There is an additional with the big data lake shown above. Take the case of a real corporate travel management company (TMC). Besides the travel servicing and duty-of-care excellence, the TMC prides on providing advanced data analytics and insights to corporate travel managers. Yet, one feedback that is constant is --

Give me my insights quickly/realtime

Give me a direct connection to the master lake so my travel-scientists have transparency to the raw data

Give me the freedom to choose my BI solution; do not jail me into your solution

From the TMC perspective, opening firewalls into the master lake is fraught with security, access control, identity management, performance, policy, and quality challenges. Instead of opening conduits to the master lake that contains sensitive information from multiple clients, here is a innovative solution.
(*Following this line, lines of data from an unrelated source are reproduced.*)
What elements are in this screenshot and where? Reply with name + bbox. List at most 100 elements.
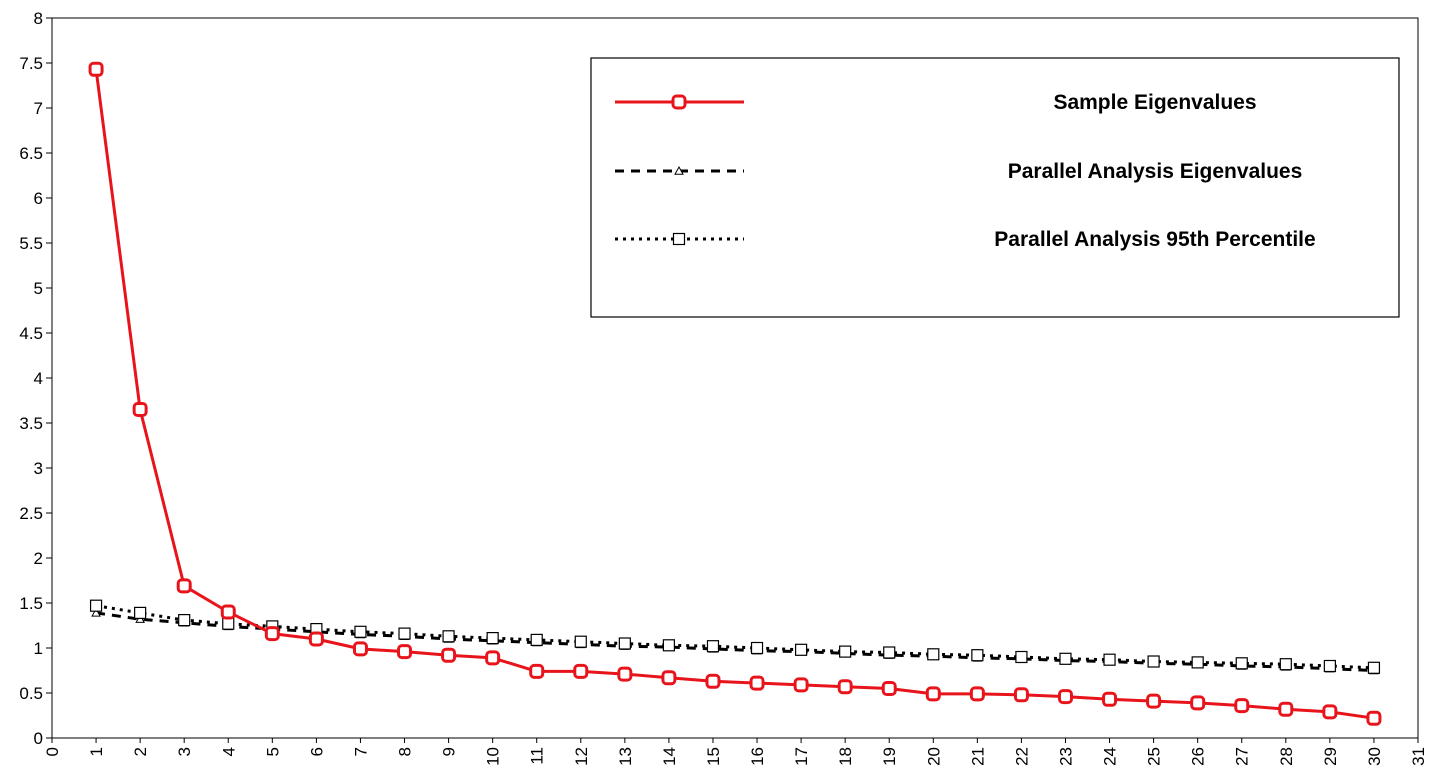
percentile-point xyxy=(134,606,147,620)
percentile-point xyxy=(883,646,896,659)
percentile-point xyxy=(1367,661,1381,674)
percentile-point xyxy=(1015,650,1028,664)
x-tick-label: 5 xyxy=(263,747,282,756)
y-tick-label: 3.5 xyxy=(19,414,43,433)
y-tick-label: 2.5 xyxy=(19,504,43,523)
sample-eigenvalue-point xyxy=(1057,689,1073,705)
x-tick-label: 28 xyxy=(1277,747,1296,766)
percentile-point xyxy=(1323,659,1336,673)
sample-eigenvalue-point xyxy=(925,686,941,702)
percentile-point xyxy=(618,637,631,650)
sample-eigenvalue-point xyxy=(1366,710,1382,726)
percentile-point xyxy=(1147,655,1160,668)
sample-eigenvalue-point xyxy=(485,650,501,666)
sample-eigenvalue-point xyxy=(220,604,236,620)
y-tick-label: 3 xyxy=(34,459,43,478)
y-tick-label: 8 xyxy=(34,9,43,28)
y-axis: 0 0.5 1 1.5 2 2.5 3 3.5 4 4.5 5 5.5 6 6.5 7 7.5 8 xyxy=(19,9,52,748)
x-tick-label: 20 xyxy=(924,747,943,766)
legend-box xyxy=(590,57,1400,318)
percentile-point xyxy=(794,643,808,656)
percentile-point xyxy=(354,625,367,638)
legend-label: Sample Eigenvalues xyxy=(1053,91,1256,114)
percentile-point xyxy=(530,633,543,647)
percentile-point xyxy=(574,635,587,648)
x-tick-label: 6 xyxy=(307,747,326,756)
y-tick-label: 7 xyxy=(34,99,43,118)
sample-eigenvalue-point xyxy=(969,686,985,702)
x-tick-label: 21 xyxy=(968,747,987,766)
x-tick-label: 22 xyxy=(1012,747,1031,766)
x-tick-label: 7 xyxy=(351,747,370,756)
x-tick-label: 24 xyxy=(1101,747,1120,766)
percentile-point xyxy=(222,617,235,630)
sample-eigenvalue-point xyxy=(705,673,721,689)
x-tick-label: 17 xyxy=(792,747,811,766)
sample-eigenvalue-point xyxy=(308,631,324,647)
percentile-point xyxy=(89,599,103,612)
series-line-1 xyxy=(95,611,1374,672)
x-tick-label: 19 xyxy=(880,747,899,766)
y-tick-label: 5.5 xyxy=(19,234,43,253)
sample-eigenvalue-point xyxy=(837,679,853,695)
percentile-point xyxy=(662,639,676,652)
y-tick-label: 1 xyxy=(34,639,43,658)
percentile-point xyxy=(706,640,720,653)
y-tick-label: 7.5 xyxy=(19,54,43,73)
y-tick-label: 2 xyxy=(34,549,43,568)
x-tick-label: 31 xyxy=(1409,747,1428,766)
sample-eigenvalue-point xyxy=(1013,687,1029,703)
percentile-point xyxy=(750,641,764,655)
sample-eigenvalue-point xyxy=(1146,693,1162,709)
percentile-point xyxy=(398,627,411,640)
legend-label: Parallel Analysis 95th Percentile xyxy=(994,228,1315,251)
parallel-eigenvalue-point xyxy=(91,607,101,617)
x-tick-label: 10 xyxy=(484,747,503,766)
sample-eigenvalue-point xyxy=(441,647,457,663)
percentile-point xyxy=(178,613,191,627)
percentile-point xyxy=(1279,658,1292,671)
x-tick-label: 14 xyxy=(660,747,679,766)
x-tick-label: 1 xyxy=(87,747,106,756)
series-line-2 xyxy=(95,604,1374,670)
x-tick-label: 29 xyxy=(1321,747,1340,766)
sample-eigenvalue-point xyxy=(132,402,148,417)
percentile-point xyxy=(1103,653,1116,666)
x-tick-label: 26 xyxy=(1189,747,1208,766)
percentile-point xyxy=(442,630,455,643)
x-tick-label: 3 xyxy=(175,747,194,756)
y-tick-label: 4 xyxy=(34,369,43,388)
legend-label: Parallel Analysis Eigenvalues xyxy=(1008,160,1303,183)
sample-eigenvalue-point xyxy=(352,641,368,657)
percentile-point xyxy=(1235,657,1248,670)
sample-eigenvalue-point xyxy=(749,675,765,691)
sample-eigenvalue-point xyxy=(1190,695,1206,711)
y-tick-label: 6 xyxy=(34,189,43,208)
sample-eigenvalue-point xyxy=(1278,701,1294,717)
x-tick-label: 15 xyxy=(704,747,723,766)
y-tick-label: 1.5 xyxy=(19,594,43,613)
sample-eigenvalue-point xyxy=(1322,704,1338,720)
legend: Sample Eigenvalues Parallel Analysis Eige… xyxy=(590,57,1400,318)
y-tick-label: 0 xyxy=(34,729,43,748)
y-tick-label: 4.5 xyxy=(19,324,43,343)
sample-eigenvalue-point xyxy=(881,681,897,696)
x-axis: 0 1 2 3 4 5 6 7 8 9 10 11 12 13 14 15 16 17 18 19 20 21 22 23 24… xyxy=(43,738,1428,766)
sample-eigenvalue-point xyxy=(671,94,687,110)
sample-eigenvalue-point xyxy=(1102,691,1118,707)
x-tick-label: 8 xyxy=(396,747,415,756)
sample-eigenvalue-point xyxy=(1234,698,1250,714)
percentile-point xyxy=(971,649,984,662)
sample-eigenvalue-point xyxy=(661,670,677,686)
sample-eigenvalue-point xyxy=(573,663,589,679)
x-tick-label: 13 xyxy=(616,747,635,766)
x-tick-label: 11 xyxy=(528,747,547,765)
y-tick-label: 0.5 xyxy=(19,684,43,703)
x-tick-label: 18 xyxy=(836,747,855,766)
sample-eigenvalue-point xyxy=(88,61,104,77)
sample-eigenvalue-point xyxy=(176,578,192,594)
y-tick-label: 5 xyxy=(34,279,43,298)
sample-eigenvalue-point xyxy=(397,644,413,660)
x-tick-label: 23 xyxy=(1056,747,1075,766)
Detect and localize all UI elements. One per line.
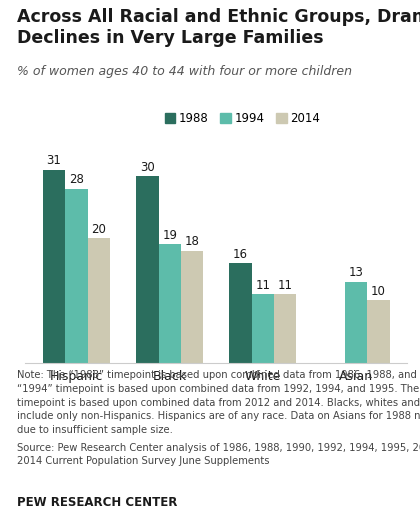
Bar xyxy=(88,238,110,363)
Text: 19: 19 xyxy=(162,229,177,242)
Bar xyxy=(368,300,390,363)
Text: 31: 31 xyxy=(47,154,62,167)
Bar xyxy=(158,244,181,363)
Text: 18: 18 xyxy=(185,235,200,248)
Text: 11: 11 xyxy=(278,279,293,292)
Text: 20: 20 xyxy=(92,223,106,236)
Bar xyxy=(274,294,297,363)
Legend: 1988, 1994, 2014: 1988, 1994, 2014 xyxy=(160,107,325,130)
Text: Across All Racial and Ethnic Groups, Dramatic
Declines in Very Large Families: Across All Racial and Ethnic Groups, Dra… xyxy=(17,8,420,47)
Text: PEW RESEARCH CENTER: PEW RESEARCH CENTER xyxy=(17,496,177,509)
Bar xyxy=(43,170,65,363)
Text: 28: 28 xyxy=(69,173,84,186)
Bar xyxy=(252,294,274,363)
Text: 10: 10 xyxy=(371,285,386,298)
Text: % of women ages 40 to 44 with four or more children: % of women ages 40 to 44 with four or mo… xyxy=(17,65,352,78)
Text: Source: Pew Research Center analysis of 1986, 1988, 1990, 1992, 1994, 1995, 2012: Source: Pew Research Center analysis of … xyxy=(17,443,420,467)
Text: 13: 13 xyxy=(349,266,364,279)
Text: 16: 16 xyxy=(233,248,248,261)
Bar xyxy=(345,282,368,363)
Bar xyxy=(136,176,158,363)
Text: 30: 30 xyxy=(140,161,155,174)
Text: Note: The “1988” timepoint is based upon combined data from 1986, 1988, and 1990: Note: The “1988” timepoint is based upon… xyxy=(17,370,420,435)
Text: 11: 11 xyxy=(255,279,270,292)
Bar xyxy=(181,251,203,363)
Bar xyxy=(229,263,252,363)
Bar xyxy=(65,189,88,363)
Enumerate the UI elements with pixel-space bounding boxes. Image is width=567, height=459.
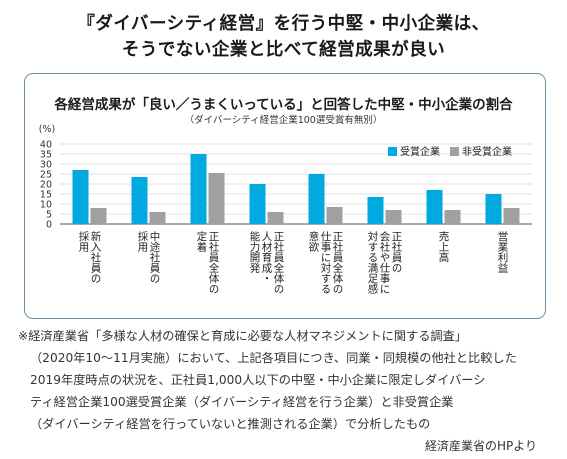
x-category-label: 意欲 [308,230,320,253]
footnote-line: ※経済産業省「多様な人材の確保と育成に必要な人材マネジメントに関する調査」 [18,329,467,343]
x-category-label: 対する満足感 [367,230,379,294]
x-category-label: 能力開発 [249,230,261,274]
headline-line1: 『ダイバーシティ経営』を行う中堅・中小企業は、 [77,14,490,34]
footnote-line: ティ経営企業100選受賞企業（ダイバーシティ経営を行う企業）と非受賞企業 [30,395,454,409]
legend-swatch [450,147,459,156]
footnote-line: 2019年度時点の状況を、正社員1,000人以下の中堅・中小企業に限定しダイバー… [30,373,486,387]
x-category-label: 定着 [196,230,208,253]
legend-swatch [388,147,397,156]
bar-nonaward [444,210,461,224]
chart-subtitle: （ダイバーシティ経営企業100選受賞有無別） [184,115,383,126]
bar-nonaward [149,212,166,224]
x-category-label: 正社員の [391,231,403,273]
bar-nonaward [385,210,402,224]
x-category-label: 正社員全体の [332,231,344,294]
bar-award [249,184,266,224]
bar-nonaward [208,173,225,224]
x-category-label: 正社員全体の [273,231,285,294]
source-credit: 経済産業省のHPより [424,439,537,453]
x-category-label: 会社や仕事に [379,230,391,294]
bar-award [367,197,384,224]
y-tick-label: 20 [40,180,52,191]
x-category-label: 人材育成・ [261,231,273,284]
x-category-label: 中途社員の [149,230,161,283]
bar-nonaward [267,212,284,224]
x-category-label: 採用 [78,230,90,253]
y-tick-label: 35 [40,150,52,161]
x-category-label: 新入社員の [90,230,102,283]
footnote-line: （2020年10～11月実施）において、上記各項目につき、同業・同規模の他社と比… [30,351,517,365]
x-category-label: 採用 [137,230,149,253]
bar-award [72,170,89,224]
bar-award [308,174,325,224]
bar-nonaward [503,208,520,224]
x-category-label: 正社員全体の [208,231,220,294]
y-tick-label: 15 [40,190,52,201]
x-category-label: 仕事に対する [320,230,332,294]
bar-award [190,154,207,224]
bar-award [426,190,443,224]
bar-nonaward [326,207,343,224]
legend-label: 受賞企業 [400,145,440,158]
y-tick-label: 5 [46,210,52,221]
footnote: ※経済産業省「多様な人材の確保と育成に必要な人材マネジメントに関する調査」 （2… [18,325,558,435]
legend-label: 非受賞企業 [462,145,512,158]
y-tick-label: 40 [40,140,52,151]
bar-nonaward [90,208,107,224]
y-tick-label: 0 [46,220,52,231]
chart-title: 各経営成果が「良い／うまくいっている」と回答した中堅・中小企業の割合 [54,97,513,113]
y-tick-label: 25 [40,170,52,181]
y-axis-unit: (%) [39,124,55,135]
y-tick-label: 30 [40,160,52,171]
headline-line2: そうでない企業と比べて経営成果が良い [121,40,446,60]
y-tick-label: 10 [40,200,52,211]
x-category-label: 営業利益 [497,230,509,273]
bar-award [131,177,148,224]
footnote-line: （ダイバーシティ経営を行っていないと推測される企業）で分析したもの [30,417,431,431]
x-category-label: 売上高 [438,230,450,263]
bar-award [485,194,502,224]
chart-frame [24,73,546,319]
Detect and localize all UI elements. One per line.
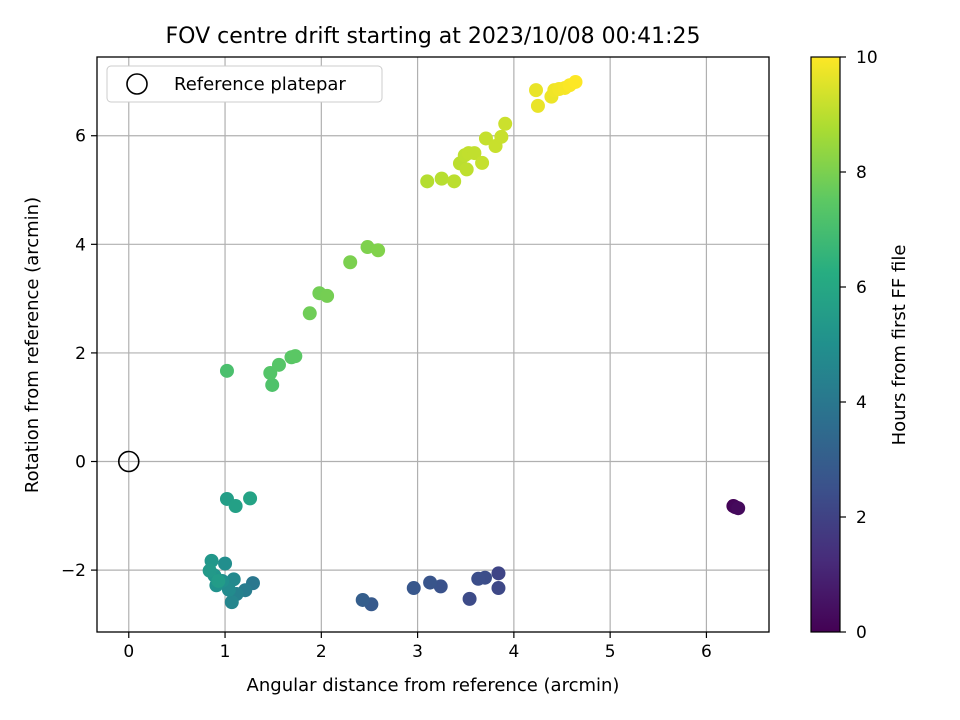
colorbar: 0 2 4 6 8 10 Hours from first FF file (810, 48, 910, 643)
colorbar-tick-label: 6 (856, 278, 867, 298)
data-point (202, 563, 217, 578)
x-axis-label: Angular distance from reference (arcmin) (247, 675, 620, 696)
data-point (491, 581, 506, 596)
data-point (218, 556, 233, 571)
x-tick-label: 0 (123, 642, 134, 662)
data-point (475, 155, 490, 170)
data-point (471, 571, 486, 586)
colorbar-tick-label: 4 (856, 393, 867, 413)
data-point (360, 240, 375, 255)
data-point (447, 174, 462, 189)
data-point (265, 377, 280, 392)
y-tick-label: 6 (75, 127, 86, 147)
data-point (467, 146, 482, 161)
colorbar-gradient (810, 56, 841, 633)
colorbar-tick-label: 2 (856, 508, 867, 528)
data-point (462, 591, 477, 606)
data-point (478, 131, 493, 146)
data-point (211, 573, 226, 588)
data-point (491, 566, 506, 581)
legend-entry-reference-platepar: Reference platepar (174, 74, 346, 95)
reference-platepar-marker (117, 450, 140, 473)
data-point (498, 116, 513, 131)
data-point (243, 491, 258, 506)
data-point (320, 288, 335, 303)
plot-area-frame (96, 56, 770, 633)
data-point (433, 579, 448, 594)
x-tick-label: 6 (701, 642, 712, 662)
y-tick-label: 2 (75, 344, 86, 364)
x-tick-label: 1 (220, 642, 231, 662)
data-point (423, 575, 438, 590)
y-tick-label: 4 (75, 235, 86, 255)
data-point (355, 592, 370, 607)
y-tick-label: −2 (61, 561, 86, 581)
x-tick-label: 3 (412, 642, 423, 662)
legend-marker (126, 73, 148, 95)
colorbar-tick-label: 10 (856, 48, 878, 68)
grid-lines (97, 57, 769, 632)
y-tick-label: 0 (75, 453, 86, 473)
data-point (529, 83, 544, 98)
chart-title: FOV centre drift starting at 2023/10/08 … (166, 24, 701, 49)
data-point (302, 306, 317, 321)
y-axis-ticks: −2 0 2 4 6 (61, 127, 97, 581)
data-point (494, 129, 509, 144)
data-point (228, 499, 243, 514)
data-point (219, 363, 234, 378)
legend-box (106, 65, 383, 103)
x-tick-label: 4 (508, 642, 519, 662)
y-axis-label: Rotation from reference (arcmin) (22, 197, 43, 493)
x-tick-label: 2 (316, 642, 327, 662)
data-point (530, 98, 545, 113)
data-point (343, 255, 358, 270)
data-point (459, 162, 474, 177)
colorbar-tick-label: 8 (856, 163, 867, 183)
x-axis-ticks: 0 1 2 3 4 5 6 (123, 632, 712, 662)
colorbar-label: Hours from first FF file (889, 245, 910, 446)
colorbar-ticks: 0 2 4 6 8 10 (840, 48, 878, 643)
legend: Reference platepar (106, 65, 383, 103)
data-point (371, 243, 386, 258)
data-point (434, 171, 449, 186)
data-point (568, 74, 583, 89)
data-point (731, 501, 746, 516)
data-point (420, 174, 435, 189)
colorbar-tick-label: 0 (856, 623, 867, 643)
data-point (224, 595, 239, 610)
data-point (288, 349, 303, 364)
data-points (202, 74, 746, 612)
data-point (271, 357, 286, 372)
data-point (406, 581, 421, 596)
x-tick-label: 5 (605, 642, 616, 662)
Create micro-replicas (primed with the client-specific data) of the master lake as big data docker appliances. Enable ETL (Pig, Spark), warehouse (Hive, Shark), and BI (Zeppelin, ODBC/JDBC Thrift) on the appliance. Deliver the docker image as a self-service BI appliance to remove cross-client risk and empower concurrent self-service exploration by the clients on a day-to-day basis.